We don the Mustang suits once again and we are on our way off the northwest cove with the Zodiac. As expected, the waves are now splashing around us and will until we pass the promontory. Something up there has caught a ray of sun, which gets my attention. This is our meteorological station. I can only think about what its wind gauge is showing right now…After the promontory, the lake is quieter but not calm. The journey back is a bit rough but eventless in the end, fortunately.
As the hours pass, we are getting closer to wrapping up our first field campaign. Our first encounter with the lakes and the glacier have led to more questions than answers, and this was to be expected.

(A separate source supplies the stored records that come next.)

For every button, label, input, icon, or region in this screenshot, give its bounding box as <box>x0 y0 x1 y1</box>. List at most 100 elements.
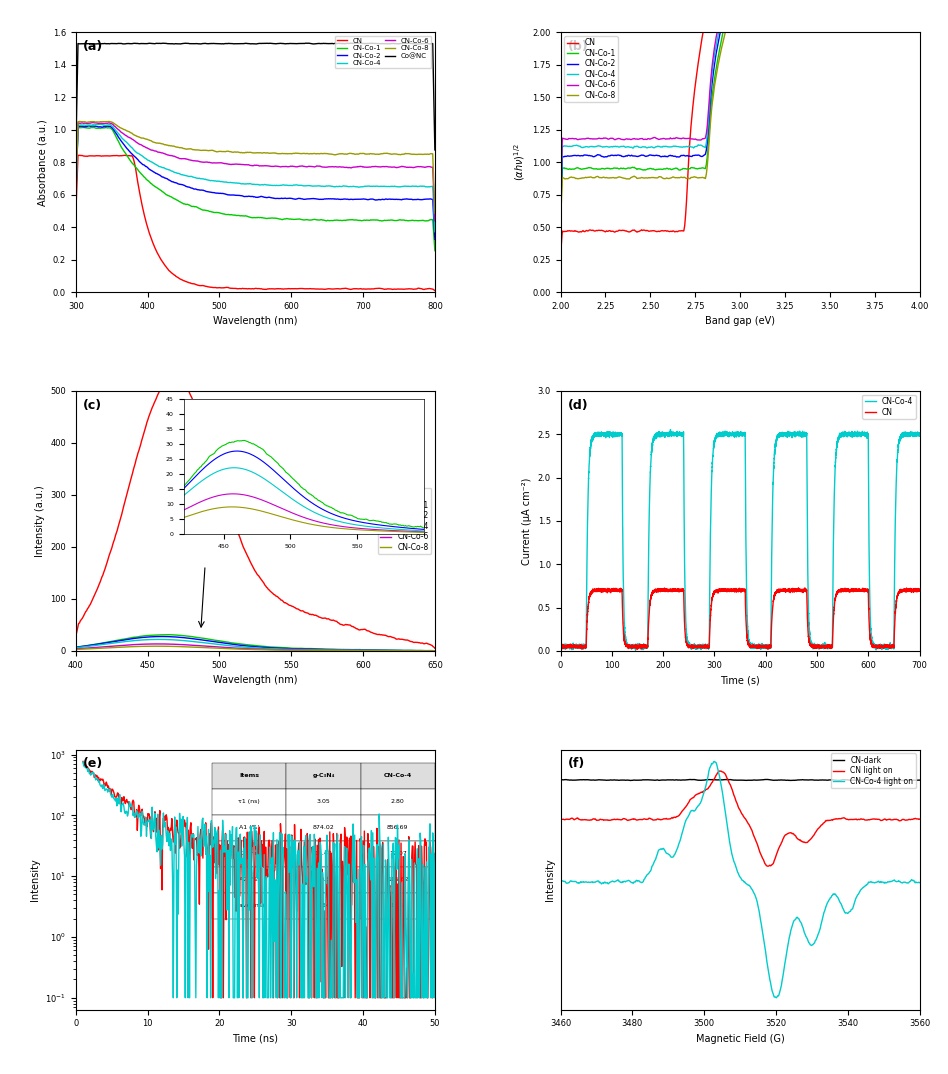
CN-Co-1 <box>330 643 341 656</box>
CN-Co-2 <box>213 636 225 649</box>
Co@NC <box>421 38 432 50</box>
CN <box>914 583 925 596</box>
CN light on <box>714 765 725 778</box>
X-axis label: Time (ns): Time (ns) <box>232 1034 279 1044</box>
CN-Co-4 <box>421 180 432 193</box>
CN <box>555 639 566 652</box>
CN-Co-8 <box>429 207 441 220</box>
Text: (e): (e) <box>83 757 103 770</box>
CN-Co-1 <box>555 212 566 224</box>
CN-Co-4 light on <box>726 847 738 860</box>
CN-Co-1 <box>297 642 308 655</box>
CN-Co-2 <box>598 150 610 163</box>
CN-Co-6 <box>188 639 199 652</box>
Line: g-C₃N₄: g-C₃N₄ <box>83 761 435 998</box>
CN <box>698 640 709 653</box>
CN-Co-1 <box>213 635 225 648</box>
CN-Co-4 <box>268 935 280 948</box>
CN <box>265 282 277 295</box>
CN-dark <box>555 773 566 786</box>
CN-Co-4 light on <box>769 990 780 1003</box>
CN-Co-2 <box>188 633 199 645</box>
Line: Co@NC: Co@NC <box>76 43 435 150</box>
Co@NC <box>429 144 441 157</box>
Line: CN: CN <box>560 587 920 649</box>
CN-Co-4 light on <box>850 891 862 904</box>
CN-Co-4 <box>629 643 641 656</box>
CN-Co-8 <box>188 641 199 654</box>
CN-Co-1 <box>114 634 125 647</box>
CN-Co-4 <box>70 642 82 655</box>
CN-Co-8 <box>114 641 125 654</box>
CN-Co-1 <box>598 162 610 175</box>
CN-Co-8 <box>697 171 708 184</box>
CN-Co-4 <box>284 179 296 192</box>
X-axis label: Wavelength (nm): Wavelength (nm) <box>213 676 298 685</box>
CN-Co-4 <box>422 991 433 1004</box>
CN-Co-4 light on <box>914 876 925 889</box>
CN-Co-4 <box>242 177 253 190</box>
Line: CN-Co-6: CN-Co-6 <box>560 0 920 200</box>
CN <box>188 396 199 409</box>
Line: CN-Co-8: CN-Co-8 <box>76 121 435 214</box>
Co@NC <box>70 144 82 157</box>
g-C₃N₄ <box>367 863 378 876</box>
CN-Co-4 <box>729 427 740 440</box>
CN-Co-4 <box>555 641 566 654</box>
CN-Co-8 <box>672 172 684 185</box>
X-axis label: Magnetic Field (G): Magnetic Field (G) <box>696 1034 784 1044</box>
g-C₃N₄ <box>268 866 280 879</box>
CN-Co-4 light on <box>728 855 739 868</box>
CN-Co-2 <box>244 190 255 203</box>
CN <box>429 285 441 297</box>
CN-Co-6 <box>152 638 163 651</box>
CN-Co-4 <box>555 199 566 212</box>
CN-Co-8 <box>365 147 376 160</box>
CN-Co-4 <box>665 423 676 436</box>
CN-dark <box>850 773 862 786</box>
g-C₃N₄ <box>422 991 433 1004</box>
CN-Co-4 light on <box>555 874 566 887</box>
Legend: CN-dark, CN light on, CN-Co-4 light on: CN-dark, CN light on, CN-Co-4 light on <box>830 754 916 788</box>
CN <box>690 640 702 653</box>
CN <box>429 642 441 655</box>
CN-Co-6 <box>429 215 441 228</box>
Co@NC <box>243 38 254 50</box>
Line: CN-Co-1: CN-Co-1 <box>76 128 435 250</box>
CN-Co-4 <box>188 635 199 648</box>
CN-Co-4 <box>429 644 441 657</box>
CN <box>284 282 296 295</box>
CN-Co-6 <box>555 193 566 206</box>
Line: CN: CN <box>560 0 920 256</box>
CN <box>672 226 684 238</box>
CN-Co-2 <box>421 192 432 205</box>
CN-Co-4 <box>914 427 925 440</box>
Line: CN-Co-2: CN-Co-2 <box>76 126 435 240</box>
CN-Co-4 <box>574 641 585 654</box>
X-axis label: Wavelength (nm): Wavelength (nm) <box>213 317 298 326</box>
CN-Co-1 <box>429 244 441 257</box>
CN-Co-4 <box>94 118 105 131</box>
Line: CN-Co-1: CN-Co-1 <box>560 0 920 218</box>
CN-Co-8 <box>103 115 115 128</box>
Line: CN: CN <box>76 377 435 649</box>
CN-Co-8 <box>330 644 341 657</box>
CN-Co-8 <box>151 640 162 653</box>
Y-axis label: Absorbance (a.u.): Absorbance (a.u.) <box>37 119 47 205</box>
Y-axis label: Intensity (a.u.): Intensity (a.u.) <box>35 485 45 556</box>
CN-Co-4 light on <box>771 991 782 1004</box>
Line: CN-Co-6: CN-Co-6 <box>76 122 435 221</box>
CN-Co-6 <box>114 639 125 652</box>
CN <box>70 207 82 220</box>
CN-dark <box>727 773 738 786</box>
CN-Co-6 <box>265 160 277 173</box>
CN-Co-4 <box>332 643 343 656</box>
CN-Co-8 <box>70 188 82 201</box>
X-axis label: Band gap (eV): Band gap (eV) <box>705 317 775 326</box>
CN-Co-1 <box>421 214 432 227</box>
CN-Co-6 <box>297 643 308 656</box>
CN-Co-4 <box>168 991 179 1004</box>
Line: CN-Co-4: CN-Co-4 <box>560 430 920 650</box>
CN <box>244 282 255 295</box>
Legend: CN, CN-Co-1, CN-Co-2, CN-Co-4, CN-Co-6, CN-Co-8: CN, CN-Co-1, CN-Co-2, CN-Co-4, CN-Co-6, … <box>564 37 618 102</box>
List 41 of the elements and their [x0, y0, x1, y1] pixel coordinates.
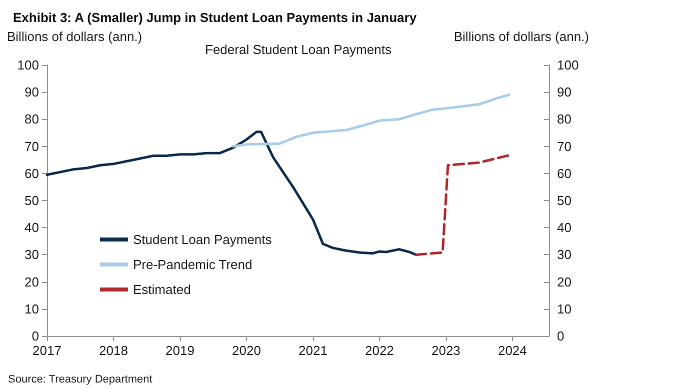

The glacier is retreating and the rock glaciers as well. This is worrisome. On the other hand, there is definitely an abundance of life in Laguna Negra. We still do not know about Station Lake. Does abundance translate into biodiversity? That is one of the key questions. The other one is how these organisms are adapting to a habitat that is changing so quickly. Hopefully the coming two years will bring some answers.